The PDN will continue to bolster our Saturday newspaper content for our readers.

Additionally, on Monday, Jan. 9, we will discontinue publishing the daily TV listings in the newspaper.

“This will no doubt be a difficult change for those who depend on these listings to plan their television viewing for the evening,” said Terry Ward, publisher.

“Unfortunately, it no longer makes sense to devote time and resources to publish these listings when there are many other places online our readers can access this information.”

Delivering newspapers by mail isn’t a new thing. The practice has been around since the nation’s infancy. Congress wanted the U.S. Postal Service to send newspapers and periodicals to subscribers at a nominal cost, and in some cases for free.

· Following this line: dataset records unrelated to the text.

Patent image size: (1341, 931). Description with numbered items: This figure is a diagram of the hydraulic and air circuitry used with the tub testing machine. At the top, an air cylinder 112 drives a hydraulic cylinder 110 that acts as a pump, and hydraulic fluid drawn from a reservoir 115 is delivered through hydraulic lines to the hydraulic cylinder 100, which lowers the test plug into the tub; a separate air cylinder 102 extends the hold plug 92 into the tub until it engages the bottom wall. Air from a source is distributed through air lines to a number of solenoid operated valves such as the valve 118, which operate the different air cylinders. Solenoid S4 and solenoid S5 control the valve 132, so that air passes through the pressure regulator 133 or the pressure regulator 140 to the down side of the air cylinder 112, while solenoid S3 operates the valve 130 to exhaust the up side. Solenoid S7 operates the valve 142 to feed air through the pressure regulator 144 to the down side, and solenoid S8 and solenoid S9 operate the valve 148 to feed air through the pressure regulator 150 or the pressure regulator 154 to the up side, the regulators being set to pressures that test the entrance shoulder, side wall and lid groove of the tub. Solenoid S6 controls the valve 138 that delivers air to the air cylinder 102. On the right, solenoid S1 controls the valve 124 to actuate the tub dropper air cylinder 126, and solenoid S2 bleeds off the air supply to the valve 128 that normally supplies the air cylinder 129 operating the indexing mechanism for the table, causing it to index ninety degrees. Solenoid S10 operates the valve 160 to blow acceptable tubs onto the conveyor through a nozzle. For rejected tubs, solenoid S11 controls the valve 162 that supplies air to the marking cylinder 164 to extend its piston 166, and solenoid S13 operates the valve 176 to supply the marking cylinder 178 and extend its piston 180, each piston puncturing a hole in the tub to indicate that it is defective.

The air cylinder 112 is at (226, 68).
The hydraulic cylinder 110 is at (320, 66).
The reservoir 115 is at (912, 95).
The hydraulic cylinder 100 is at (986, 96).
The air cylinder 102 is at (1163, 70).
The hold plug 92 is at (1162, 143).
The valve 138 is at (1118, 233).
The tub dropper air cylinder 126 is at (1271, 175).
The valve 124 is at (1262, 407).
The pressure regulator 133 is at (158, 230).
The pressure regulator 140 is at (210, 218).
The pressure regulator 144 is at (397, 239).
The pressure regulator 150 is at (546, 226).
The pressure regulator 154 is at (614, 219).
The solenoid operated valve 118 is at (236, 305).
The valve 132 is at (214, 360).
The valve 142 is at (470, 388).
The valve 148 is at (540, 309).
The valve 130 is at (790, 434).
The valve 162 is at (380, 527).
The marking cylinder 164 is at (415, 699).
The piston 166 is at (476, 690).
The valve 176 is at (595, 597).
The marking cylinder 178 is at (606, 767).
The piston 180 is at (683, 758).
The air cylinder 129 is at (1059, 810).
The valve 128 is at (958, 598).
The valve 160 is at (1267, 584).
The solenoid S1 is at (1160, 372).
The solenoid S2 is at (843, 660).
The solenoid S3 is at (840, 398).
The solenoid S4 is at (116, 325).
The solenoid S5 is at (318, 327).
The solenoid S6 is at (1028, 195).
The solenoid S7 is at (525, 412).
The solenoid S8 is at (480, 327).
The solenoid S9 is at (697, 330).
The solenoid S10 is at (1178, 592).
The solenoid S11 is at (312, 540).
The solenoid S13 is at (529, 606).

In the first major postal law, passed in 1792, the rate was a penny for up to 100 miles and 1½ cents for anything beyond that, according to a history of the U.S. Postal Service. On the other hand, letter writers were charged 6 cents to 25 cents depending on distance traveled.

Two hundred and thirty years later, the Peninsula Daily News joined newspapers in this state and around the country turning to the postal service to get a paper in the hands of subscribers.

Although not cheap, mail has emerged as the best — and possibly last — option to preserve the tradition of home delivery in the face of a continuing shortage of workers willing to deliver the paper each morning.

Delivery drivers are in short supply these days, lured away by better-paying food delivery jobs and other more lucrative gigs, without the early morning hours.

With that roadblock, publishers across the United States are choosing to mail their newspapers to cope with driver shortages, high fuel costs and the general decline of print newspaper subscribers, according to the Wall Street Journal.